= Radio Cordac =

Radio station in Burundi

Radio Cordac (Corporation Radiodiffusion d'Afrique Central) was a well-known Protestant missionary radio service directed to listeners throughout Central Africa. Bob and Esther Kellum, along with Burundian preachers, began communications with the government in February to get a franchise, which was granted in September 1963. Transmissions were based in Bujumbura, Burundi. The station ran from around 1963 to 1977. In 1969, it was one of only two radio stations in the entire country, sending out broadcasts in French, English, Kirundi and Swahili. Radio Cordac went off the air in 1977 when the Burundi government decided to stop private radio stations and only allow government stations. The president at the time, decided no western missionaries could stay in the country.

==History==
An American organisation by the name of Voice of Hope Radio aims to continue such broadcasts to Central Africa, provided they have sufficient funds to do so.

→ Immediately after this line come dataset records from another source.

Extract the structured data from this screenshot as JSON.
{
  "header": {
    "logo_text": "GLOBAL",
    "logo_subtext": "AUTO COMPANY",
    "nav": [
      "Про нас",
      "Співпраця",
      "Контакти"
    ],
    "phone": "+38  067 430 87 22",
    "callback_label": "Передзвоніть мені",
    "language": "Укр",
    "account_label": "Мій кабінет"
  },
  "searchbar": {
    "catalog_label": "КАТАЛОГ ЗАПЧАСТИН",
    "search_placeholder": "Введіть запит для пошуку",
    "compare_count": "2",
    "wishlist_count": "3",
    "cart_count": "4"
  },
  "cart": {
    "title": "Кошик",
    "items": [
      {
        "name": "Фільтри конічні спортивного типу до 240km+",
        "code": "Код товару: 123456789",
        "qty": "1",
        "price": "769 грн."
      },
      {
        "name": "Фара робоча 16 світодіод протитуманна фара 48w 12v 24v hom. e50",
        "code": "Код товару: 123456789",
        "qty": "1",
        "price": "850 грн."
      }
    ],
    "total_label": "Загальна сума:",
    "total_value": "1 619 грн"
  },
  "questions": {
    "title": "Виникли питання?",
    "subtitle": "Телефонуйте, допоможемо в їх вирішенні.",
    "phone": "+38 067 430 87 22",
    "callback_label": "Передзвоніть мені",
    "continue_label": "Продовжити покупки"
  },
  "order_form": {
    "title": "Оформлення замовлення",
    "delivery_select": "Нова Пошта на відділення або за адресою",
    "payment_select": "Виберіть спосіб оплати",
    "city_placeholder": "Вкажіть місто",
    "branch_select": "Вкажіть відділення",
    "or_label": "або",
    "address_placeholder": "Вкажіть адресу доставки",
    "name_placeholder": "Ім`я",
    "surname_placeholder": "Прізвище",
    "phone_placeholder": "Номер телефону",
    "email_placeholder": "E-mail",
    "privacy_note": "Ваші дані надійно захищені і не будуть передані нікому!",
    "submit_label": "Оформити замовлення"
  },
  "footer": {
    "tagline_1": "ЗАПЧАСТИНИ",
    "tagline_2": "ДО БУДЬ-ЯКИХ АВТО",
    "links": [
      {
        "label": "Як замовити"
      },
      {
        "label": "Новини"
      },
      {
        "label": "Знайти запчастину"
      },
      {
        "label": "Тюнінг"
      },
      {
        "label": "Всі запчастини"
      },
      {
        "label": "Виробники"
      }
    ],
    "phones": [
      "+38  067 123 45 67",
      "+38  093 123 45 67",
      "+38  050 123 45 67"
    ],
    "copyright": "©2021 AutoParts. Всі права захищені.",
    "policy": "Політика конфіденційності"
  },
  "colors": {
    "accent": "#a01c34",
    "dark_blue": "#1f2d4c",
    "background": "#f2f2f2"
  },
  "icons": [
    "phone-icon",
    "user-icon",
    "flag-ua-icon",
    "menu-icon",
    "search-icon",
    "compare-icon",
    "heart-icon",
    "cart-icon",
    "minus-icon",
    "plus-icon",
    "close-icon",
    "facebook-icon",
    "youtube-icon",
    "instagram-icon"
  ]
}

Radio Cordac was sponsored by World Gospel Mission, Kansas Society of Friends and the Free Methodists. In 1969, the radio station was staffed by 15 African and eight European workers.

The radio station operated a four-year training program for African students from its property in Bujumbura, Burundi. Students regularly participated in radio broadcasts.

During its operating life, Radio Cordac broadcast in English, French, Swahili, Kirundi, and other African dialects, to Burundi and five central African countries, Congo, Rwanda, Kenya, Tanzania and Uganda, with a potential listening audience of 10,000,000 at that time.

Short wave listeners could receive Radio Cordac signals as far away as Japan. In February 1973, Radio Cordac broadcast on 3985 kHz 75 meter band, 4920 kHz 60 meter band, 1400 kHz Medium Wave and 93.5 MHz FM Band. The call sign was 9UZ 23.

In a public address, given around 1975 by Corrie ten Boom, the renowned Dutch World War Two prison camp survivor and Christian speaker, said that she had visited and worked at the radio station in Bujumbura and was pleased to hear that it had reopened again, broadcasting 24 hours a day, after being closed down for two years as a result of changing political policy.

The 1976 Interval Signal for Radio Cordac can be heard on the Burundi page at www.intervalsignals.net.